Milford Asset Management has been fined $1.5 million after agreeing to a settlement with the financial regulator in regards to alleged market manipulation charges relating to a trader employed by the firm.
In a just-released Financial Markets Authority (FMA) statement, the regulator said “the trading conduct breached the market manipulation prohibitions in s11B of the Securities Markets Act 1988”.
“The FMA also concluded that the Milford Board failed to ensure that there was the requisite degree of monitoring of the trading activity,” the release said.
“The FMA considers that the conduct had, or was likely to have had, the effect of causing the creation of a false or misleading appearance with respect to:
- the extent of active trading in the relevant securities; or
- the supply of, demand for, price for trading in, or value of those securities.”
The FMA said while the trader was the main source of market manipulation, Milford also fell short in its governance practices.
“Milford and its board accept responsibility for the inadequate oversight and control of the trading conduct which was under investigation, and the failure to identify and monitor this activity, or to assess whether the activity was appropriate,” the FMA release says.

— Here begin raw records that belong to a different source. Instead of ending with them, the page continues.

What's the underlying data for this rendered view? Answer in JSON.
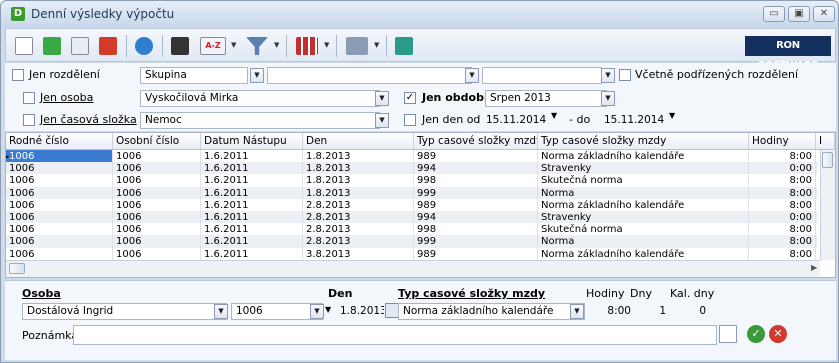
{
  "window": {
    "title": "Denní výsledky výpočtu",
    "app_letter": "D"
  },
  "brand": {
    "logo_text": "RON SOFTWARE"
  },
  "toolbar": {
    "sort_label": "A-Z"
  },
  "filters": {
    "jen_rozdeleni": {
      "label": "Jen rozdělení",
      "value": "Skupina",
      "checked": false
    },
    "vcetne": {
      "label": "Včetně podřízených rozdělení",
      "checked": false
    },
    "jen_osoba": {
      "label": "Jen osoba",
      "value": "Vyskočilová Mirka",
      "checked": false
    },
    "jen_obdobi": {
      "label": "Jen období",
      "value": "Srpen 2013",
      "checked": true,
      "check_mark": "✓"
    },
    "jen_casova": {
      "label": "Jen časová složka",
      "value": "Nemoc",
      "checked": false
    },
    "jen_den": {
      "label": "Jen den od",
      "from": "15.11.2014",
      "to_label": "- do",
      "to": "15.11.2014",
      "checked": false
    }
  },
  "grid": {
    "columns": [
      "Rodné číslo",
      "Osobní číslo",
      "Datum Nástupu",
      "Den",
      "Typ casové složky mzdy (kód)",
      "Typ casové složky mzdy",
      "Hodiny",
      "I"
    ],
    "rows": [
      [
        "1006",
        "1006",
        "1.6.2011",
        "1.8.2013",
        "989",
        "Norma základního kalendáře",
        "8:00"
      ],
      [
        "1006",
        "1006",
        "1.6.2011",
        "1.8.2013",
        "994",
        "Stravenky",
        "0:00"
      ],
      [
        "1006",
        "1006",
        "1.6.2011",
        "1.8.2013",
        "998",
        "Skutečná norma",
        "8:00"
      ],
      [
        "1006",
        "1006",
        "1.6.2011",
        "1.8.2013",
        "999",
        "Norma",
        "8:00"
      ],
      [
        "1006",
        "1006",
        "1.6.2011",
        "2.8.2013",
        "989",
        "Norma základního kalendáře",
        "8:00"
      ],
      [
        "1006",
        "1006",
        "1.6.2011",
        "2.8.2013",
        "994",
        "Stravenky",
        "0:00"
      ],
      [
        "1006",
        "1006",
        "1.6.2011",
        "2.8.2013",
        "998",
        "Skutečná norma",
        "8:00"
      ],
      [
        "1006",
        "1006",
        "1.6.2011",
        "2.8.2013",
        "999",
        "Norma",
        "8:00"
      ],
      [
        "1006",
        "1006",
        "1.6.2011",
        "3.8.2013",
        "989",
        "Norma základního kalendáře",
        "8:00"
      ]
    ],
    "current_row_marker": "▶"
  },
  "detail": {
    "osoba_label": "Osoba",
    "osoba_value": "Dostálová Ingrid",
    "osoba_num": "1006",
    "den_label": "Den",
    "den_value": "1.8.2013",
    "typ_label": "Typ casové složky mzdy",
    "typ_value": "Norma základního kalendáře",
    "hodiny_label": "Hodiny",
    "hodiny_value": "8:00",
    "dny_label": "Dny",
    "dny_value": "1",
    "kal_label": "Kal. dny",
    "kal_value": "0",
    "poznamka_label": "Poznámka",
    "poznamka_value": ""
  }
}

Under the agreement, Milford hired PwC to conduct a review of processes, now complete, with changes to be implemented.
In November 2014 Milford hired Mark Riggall as senior central dealer – a new role for the firm designed to channel all trades via a single point.
FMA investigations continue into the trader at the centre of the controversy.
Anthony Quirk, Milford managing director, confirmed the details of the agreement in a press release.
“The agreement rules a line under the investigation from Milford’s perspective and we are now looking forward to focusing completely on continuing to deliver returns to our investors,” Quirk said.
News of the Milford investigation first broke this February, however, the manager had been under investigation for months prior.
The New Zealand Superannuation Fund (NZS) stripped Milford of its $281 million ‘bespoke’ NZ equities mandate in April pending the outcome of the FMA investigation.
The FMA investigation, first referred to the regulator by the NZX in 2014, centred around market manipulation.
Milford, formed in 2003 by a “highly experienced group of individuals” including executive director, Brian Gaynor, currently manages more than $3 billion across retail, KiwiSaver and wholesale clients.